Up until the turn of the 20th Century, only Jewish and Muslim parents were insistent upon giving their male children circumcisions. By the mid-1900’s, nearly every parent was making the same decision. They were basing this choice on medical opinions that have since come under a lot of fire, and in the modern day the question of circumcision has come under debate again.
For those who’ve never seen this operation done or read or heard about it, understand that it is by its very nature brutal. Circumcision is the forceful removal of the foreskin of a male infants’ penis (typically – the operation can be done on adults if necessary). Such babies almost always cry and scream in fright; those who are quiet during the procedure are most likely in shock. Some even slip into a coma; and there are instances (albeit rare) where the operation is botched and the infant’s penis is lost as a consequence. Even when things go smoothly, it takes seven to ten days for the resulting wound to fully heal.
So how did such an obviously traumatic ritual become so popular in the first place? Circumcision has been, first and foremost, part of both Jewish and Muslim religious tradition (ancient rites in this regard were even more brutal than the ones we’re familiar with). In addition, there was some slight medical evidence that this operation could prevent certain complications in a man’s life. The American Academy of Pediatrics (AAP) compiled a list of the pros and cons of circumcision. Among the pros: (1) A child’s foreskin would need to be routinely cleaned otherwise, (2) There’s lesser incidence of urinary infections, (3) Some uncircumcised males experience painful intercourse. This can only be remedied by adult circumcision, which is a not more painful and complicated. (4) cancer of the penis, while rare, is higher in uncircumcised men.
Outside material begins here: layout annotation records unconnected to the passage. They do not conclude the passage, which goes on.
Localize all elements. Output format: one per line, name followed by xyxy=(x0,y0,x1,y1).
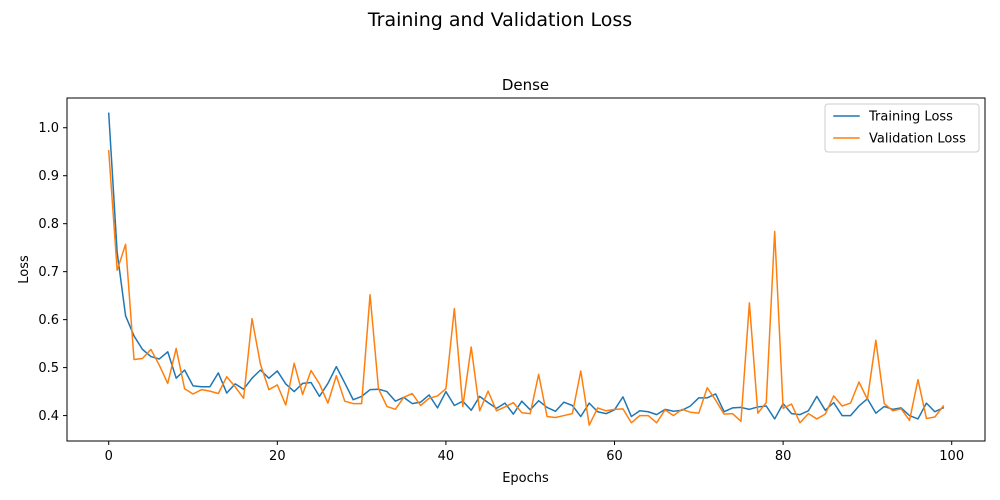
y-tick-label: 1.0 xyxy=(38,121,59,136)
x-tick-label: 60 xyxy=(606,449,623,464)
y-tick-label: 0.9 xyxy=(38,169,59,184)
x-tick-label: 80 xyxy=(775,449,792,464)
y-axis: 0.4 0.5 0.6 0.7 0.8 0.9 1.0 xyxy=(38,121,67,424)
y-axis-label: Loss xyxy=(17,255,32,284)
x-tick-label: 100 xyxy=(939,449,964,464)
plot-background xyxy=(67,98,985,441)
y-tick-label: 0.8 xyxy=(38,217,59,232)
plot-frame xyxy=(66,97,986,442)
x-tick-label: 20 xyxy=(269,449,286,464)
series-lines xyxy=(107,112,945,426)
legend: Training Loss Validation Loss xyxy=(824,103,980,153)
legend-label-validation: Validation Loss xyxy=(869,132,966,147)
chart-title: Dense xyxy=(502,76,549,94)
figure-suptitle: Training and Validation Loss xyxy=(367,9,632,31)
x-axis: 0 20 40 60 80 100 xyxy=(105,441,964,464)
legend-box xyxy=(824,103,980,153)
y-tick-label: 0.5 xyxy=(38,361,59,376)
y-tick-label: 0.6 xyxy=(38,313,59,328)
series-line-training-loss xyxy=(107,112,945,420)
x-tick-label: 40 xyxy=(438,449,455,464)
x-tick-label: 0 xyxy=(105,449,113,464)
x-axis-label: Epochs xyxy=(502,471,549,486)
y-tick-label: 0.4 xyxy=(38,409,59,424)
plot-area xyxy=(66,97,986,442)
legend-label-training: Training Loss xyxy=(868,110,953,125)
y-tick-label: 0.7 xyxy=(38,265,59,280)
series-line-validation-loss xyxy=(107,149,945,426)
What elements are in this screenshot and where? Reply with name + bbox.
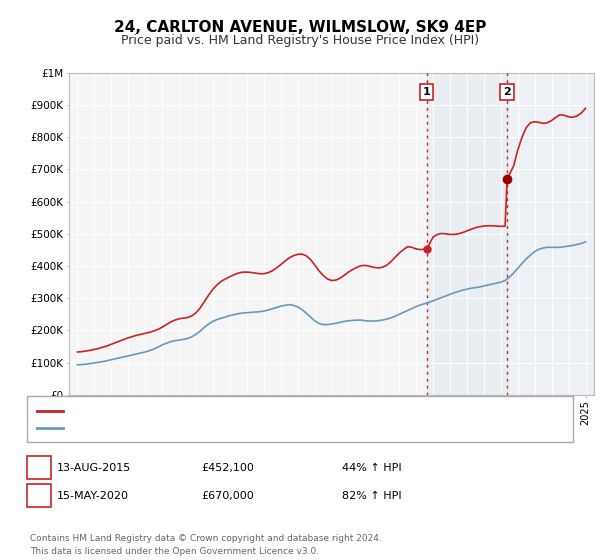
- Text: 1: 1: [35, 463, 43, 473]
- Text: HPI: Average price, detached house, Cheshire East: HPI: Average price, detached house, Ches…: [70, 423, 335, 433]
- Bar: [427, 73, 507, 395]
- Text: Price paid vs. HM Land Registry's House Price Index (HPI): Price paid vs. HM Land Registry's House …: [121, 34, 479, 46]
- Bar: [507, 73, 594, 395]
- Text: Contains HM Land Registry data © Crown copyright and database right 2024.
This d: Contains HM Land Registry data © Crown c…: [30, 534, 382, 556]
- Text: 2: 2: [35, 491, 43, 501]
- Text: £670,000: £670,000: [201, 491, 254, 501]
- Text: 15-MAY-2020: 15-MAY-2020: [57, 491, 129, 501]
- Text: 24, CARLTON AVENUE, WILMSLOW, SK9 4EP (detached house): 24, CARLTON AVENUE, WILMSLOW, SK9 4EP (d…: [70, 405, 392, 416]
- Text: 44% ↑ HPI: 44% ↑ HPI: [342, 463, 401, 473]
- Text: 1: 1: [423, 87, 431, 97]
- Text: 13-AUG-2015: 13-AUG-2015: [57, 463, 131, 473]
- Text: 82% ↑ HPI: 82% ↑ HPI: [342, 491, 401, 501]
- Text: £452,100: £452,100: [201, 463, 254, 473]
- Text: 2: 2: [503, 87, 511, 97]
- Text: 24, CARLTON AVENUE, WILMSLOW, SK9 4EP: 24, CARLTON AVENUE, WILMSLOW, SK9 4EP: [114, 20, 486, 35]
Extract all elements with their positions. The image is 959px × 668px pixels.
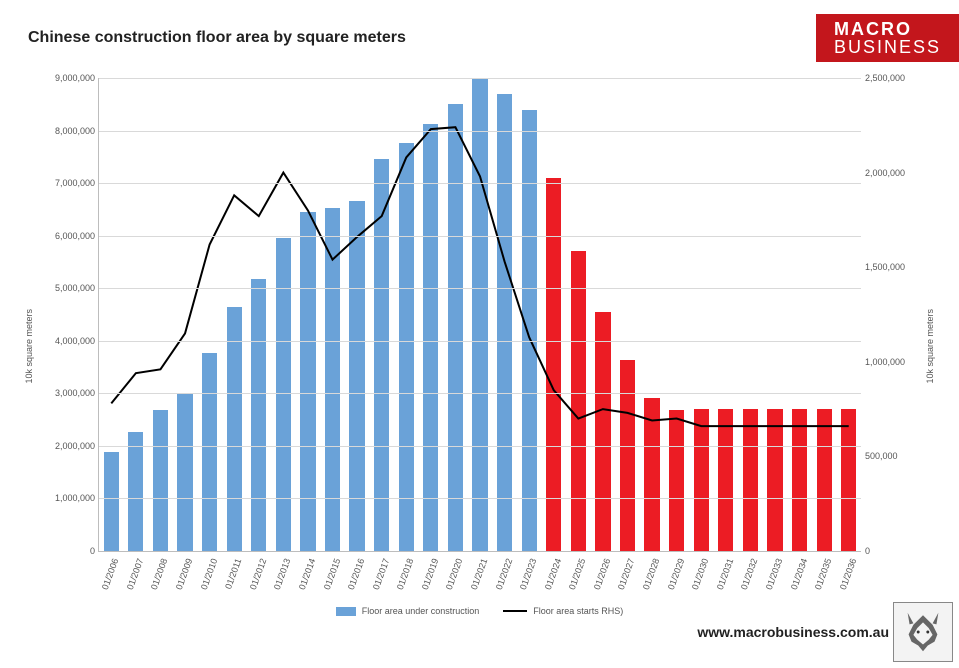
x-tick: 01/2026 <box>592 557 613 591</box>
grid-line <box>99 78 861 79</box>
x-tick: 01/2008 <box>149 557 170 591</box>
x-tick: 01/2009 <box>174 557 195 591</box>
legend-swatch-line <box>503 610 527 612</box>
x-tick: 01/2030 <box>690 557 711 591</box>
x-tick: 01/2016 <box>346 557 367 591</box>
grid-line <box>99 183 861 184</box>
y-tick-left: 2,000,000 <box>35 441 95 451</box>
x-tick: 01/2021 <box>469 557 490 591</box>
grid-line <box>99 393 861 394</box>
y-tick-right: 0 <box>865 546 925 556</box>
y-tick-right: 500,000 <box>865 451 925 461</box>
x-tick: 01/2023 <box>518 557 539 591</box>
x-tick: 01/2019 <box>420 557 441 591</box>
brand-logo: MACRO BUSINESS <box>816 14 959 62</box>
x-tick: 01/2017 <box>371 557 392 591</box>
legend-swatch-bar <box>336 607 356 616</box>
chart-title: Chinese construction floor area by squar… <box>28 29 406 47</box>
x-tick: 01/2032 <box>739 557 760 591</box>
x-tick: 01/2013 <box>272 557 293 591</box>
wolf-logo <box>893 602 953 662</box>
legend-label-line: Floor area starts RHS) <box>533 606 623 616</box>
x-tick: 01/2024 <box>543 557 564 591</box>
brand-bottom: BUSINESS <box>834 38 941 56</box>
x-tick: 01/2025 <box>567 557 588 591</box>
grid-line <box>99 288 861 289</box>
x-tick: 01/2014 <box>297 557 318 591</box>
y-tick-left: 6,000,000 <box>35 231 95 241</box>
plot-area: 01,000,0002,000,0003,000,0004,000,0005,0… <box>98 78 861 552</box>
line-layer <box>99 78 861 551</box>
y-tick-left: 5,000,000 <box>35 283 95 293</box>
x-tick: 01/2027 <box>616 557 637 591</box>
x-tick: 01/2022 <box>493 557 514 591</box>
legend-item-bars: Floor area under construction <box>336 606 480 616</box>
x-tick: 01/2028 <box>641 557 662 591</box>
y-axis-left-label: 10k square meters <box>24 309 34 384</box>
brand-top: MACRO <box>834 20 941 38</box>
x-tick: 01/2010 <box>198 557 219 591</box>
x-tick: 01/2012 <box>248 557 269 591</box>
x-tick: 01/2035 <box>813 557 834 591</box>
grid-line <box>99 236 861 237</box>
x-tick: 01/2036 <box>838 557 859 591</box>
y-tick-left: 9,000,000 <box>35 73 95 83</box>
x-tick: 01/2034 <box>788 557 809 591</box>
footer-url: www.macrobusiness.com.au <box>697 624 889 640</box>
y-tick-left: 1,000,000 <box>35 493 95 503</box>
y-axis-right-label: 10k square meters <box>925 309 935 384</box>
legend-label-bars: Floor area under construction <box>362 606 480 616</box>
y-tick-left: 8,000,000 <box>35 126 95 136</box>
x-tick: 01/2031 <box>715 557 736 591</box>
y-tick-right: 2,000,000 <box>865 168 925 178</box>
y-tick-right: 2,500,000 <box>865 73 925 83</box>
x-tick: 01/2033 <box>764 557 785 591</box>
x-tick: 01/2020 <box>444 557 465 591</box>
x-tick: 01/2029 <box>666 557 687 591</box>
x-tick: 01/2007 <box>125 557 146 591</box>
y-tick-left: 7,000,000 <box>35 178 95 188</box>
series-line <box>111 127 848 426</box>
y-tick-right: 1,000,000 <box>865 357 925 367</box>
grid-line <box>99 341 861 342</box>
legend-item-line: Floor area starts RHS) <box>503 606 623 616</box>
y-tick-left: 0 <box>35 546 95 556</box>
x-tick: 01/2011 <box>223 557 243 590</box>
chart-container: 10k square meters 10k square meters 01,0… <box>28 70 931 600</box>
grid-line <box>99 131 861 132</box>
x-tick: 01/2006 <box>100 557 121 591</box>
y-tick-left: 4,000,000 <box>35 336 95 346</box>
legend: Floor area under construction Floor area… <box>0 606 959 616</box>
x-tick: 01/2018 <box>395 557 416 591</box>
x-tick: 01/2015 <box>321 557 342 591</box>
y-tick-right: 1,500,000 <box>865 262 925 272</box>
grid-line <box>99 446 861 447</box>
grid-line <box>99 498 861 499</box>
y-tick-left: 3,000,000 <box>35 388 95 398</box>
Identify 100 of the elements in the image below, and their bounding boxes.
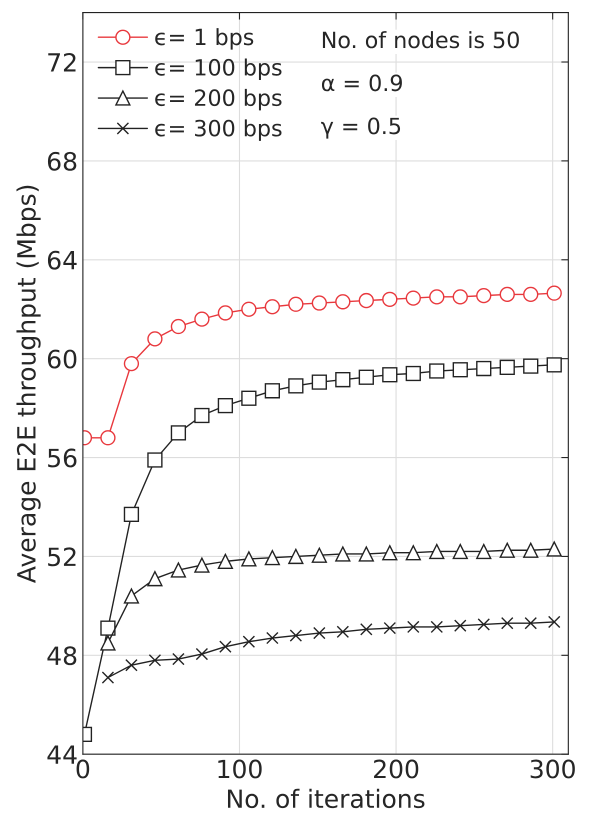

Despite these points, the AAP later concluded that there was insufficient weight of medical evidence to support routine neonatal male infant circumcision. Furthermore, they concluded, babies do feel the pain (despite popular myth). The United Nations non-governmental organization, the National Organization of Circumcision Information Resource Center (NOCIRC) went even further, proclaiming that circumcision was a form of child abuse. The NOCIRC also presented an alternative ritual called Brit Shalom, Covenant of Wholeness, which has been embraced by many of the Jewish faith – as it allows them to maintain their religious convictions without resorting to this painful operation.
Aside from all this, the fact remains that circumcision is a painful procedure that it done without the infant’s consent. It poses future problems: when one removes penile skin, one inevitably reduces sensation in that area, as well as penis size and girth. The infant is deprived of a foreskin that protects against irritation and friction. All these things are consequences that a male will have to live with for the rest of his life – and he never had any choice in the matter to begin with.